HADHA O Plasmídeo de Nickase Dupla (h) consiste num par de plasmídeos combinados, concebidos para a edição de alta especificidade do locus HADHA em linhas celulares human. Cada plasmídeo expressa uma nickase Cas9 D10A e um sgRNA distinto que tem como alvo cadeias de ADN opostas dentro de HADHA. Quando direcionadas para locais adjacentes em cadeias de ADN opostas, as duas nickases geram cortes deslocados numa única cadeia que, em conjunto, produzem uma quebra escalonada de cadeia dupla, exigindo uma atividade coordenada no alvo por parte de ambas as guias. A quebra de ADN resultante é resolvida por vias de reparação celular endógenas, mais frequentemente através da junção de extremidades não homólogas (NHEJ), levando a inserções ou deleções que perturbam a função HADHA. Ao exigir o envolvimento de dois sgRNA no locus alvo, a abordagem de dupla nickase aumenta a especificidade da edição e fornece uma estratégia CRISPR complementar para aplicações em que se deseja um controlo adicional sobre a precisão do direcionamento.
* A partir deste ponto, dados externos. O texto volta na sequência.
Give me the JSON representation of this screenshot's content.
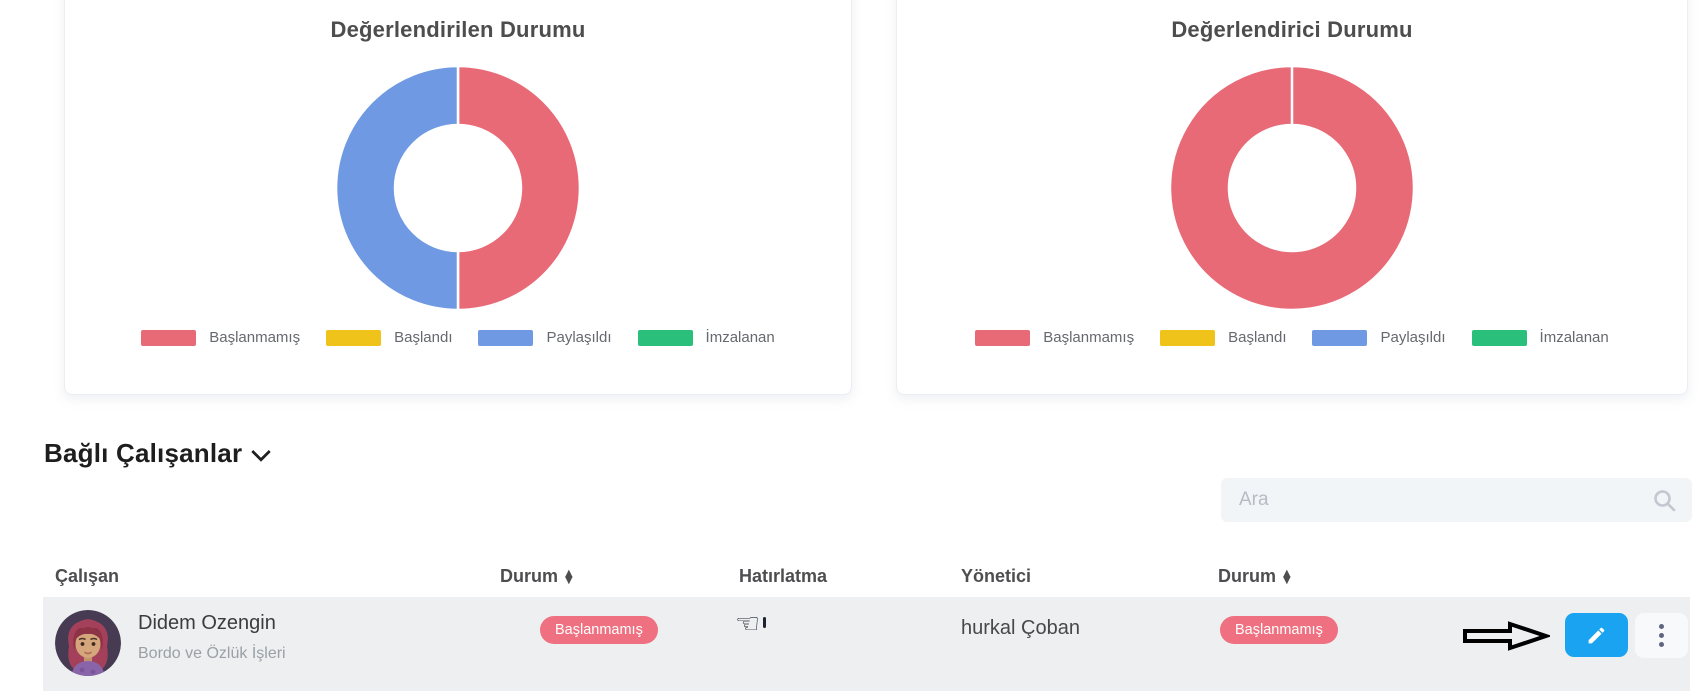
{
  "chart_data": [
    {
      "type": "donut",
      "title": "Değerlendirilen Durumu",
      "categories": [
        "Başlanmamış",
        "Başlandı",
        "Paylaşıldı",
        "İmzalanan"
      ],
      "values_percent": [
        50,
        0,
        50,
        0
      ],
      "colors": [
        "#e96a77",
        "#efc319",
        "#6f9ae3",
        "#2abf7b"
      ],
      "legend_position": "bottom"
    },
    {
      "type": "donut",
      "title": "Değerlendirici Durumu",
      "categories": [
        "Başlanmamış",
        "Başlandı",
        "Paylaşıldı",
        "İmzalanan"
      ],
      "values_percent": [
        100,
        0,
        0,
        0
      ],
      "colors": [
        "#e96a77",
        "#efc319",
        "#6f9ae3",
        "#2abf7b"
      ],
      "legend_position": "bottom"
    }
  ],
  "section": {
    "title": "Bağlı Çalışanlar"
  },
  "search": {
    "placeholder": "Ara"
  },
  "table": {
    "headers": [
      "Çalışan",
      "Durum",
      "Hatırlatma",
      "Yönetici",
      "Durum"
    ],
    "rows": [
      {
        "name": "Didem Ozengin",
        "department": "Bordo ve Özlük İşleri",
        "status": "Başlanmamış",
        "reminder_icon": "☜",
        "manager": "hurkal Çoban",
        "manager_status": "Başlanmamış"
      }
    ]
  },
  "colors": {
    "status_badge": "#ef7080",
    "edit_button": "#1aa3f0",
    "row_background": "#eeeff0",
    "chart_red": "#e96a77",
    "chart_yellow": "#efc319",
    "chart_blue": "#6f9ae3",
    "chart_green": "#2abf7b"
  }
}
Para apoiar a identificação eficiente das células editadas, um plasmídeo codifica GFP para visualização fluorescente das populações transfectadas, enquanto o plasmídeo complementar transporta um gene de resistência à puromicina para seleção antibiótica. Em conjunto, estas características apoiam o enriquecimento eficiente das populações co-transfectadas e simplificam a validação dos clones com HADHA interrompido.
Apenas para uso em investigação. Não se destina a uso diagnóstico ou terapêutico.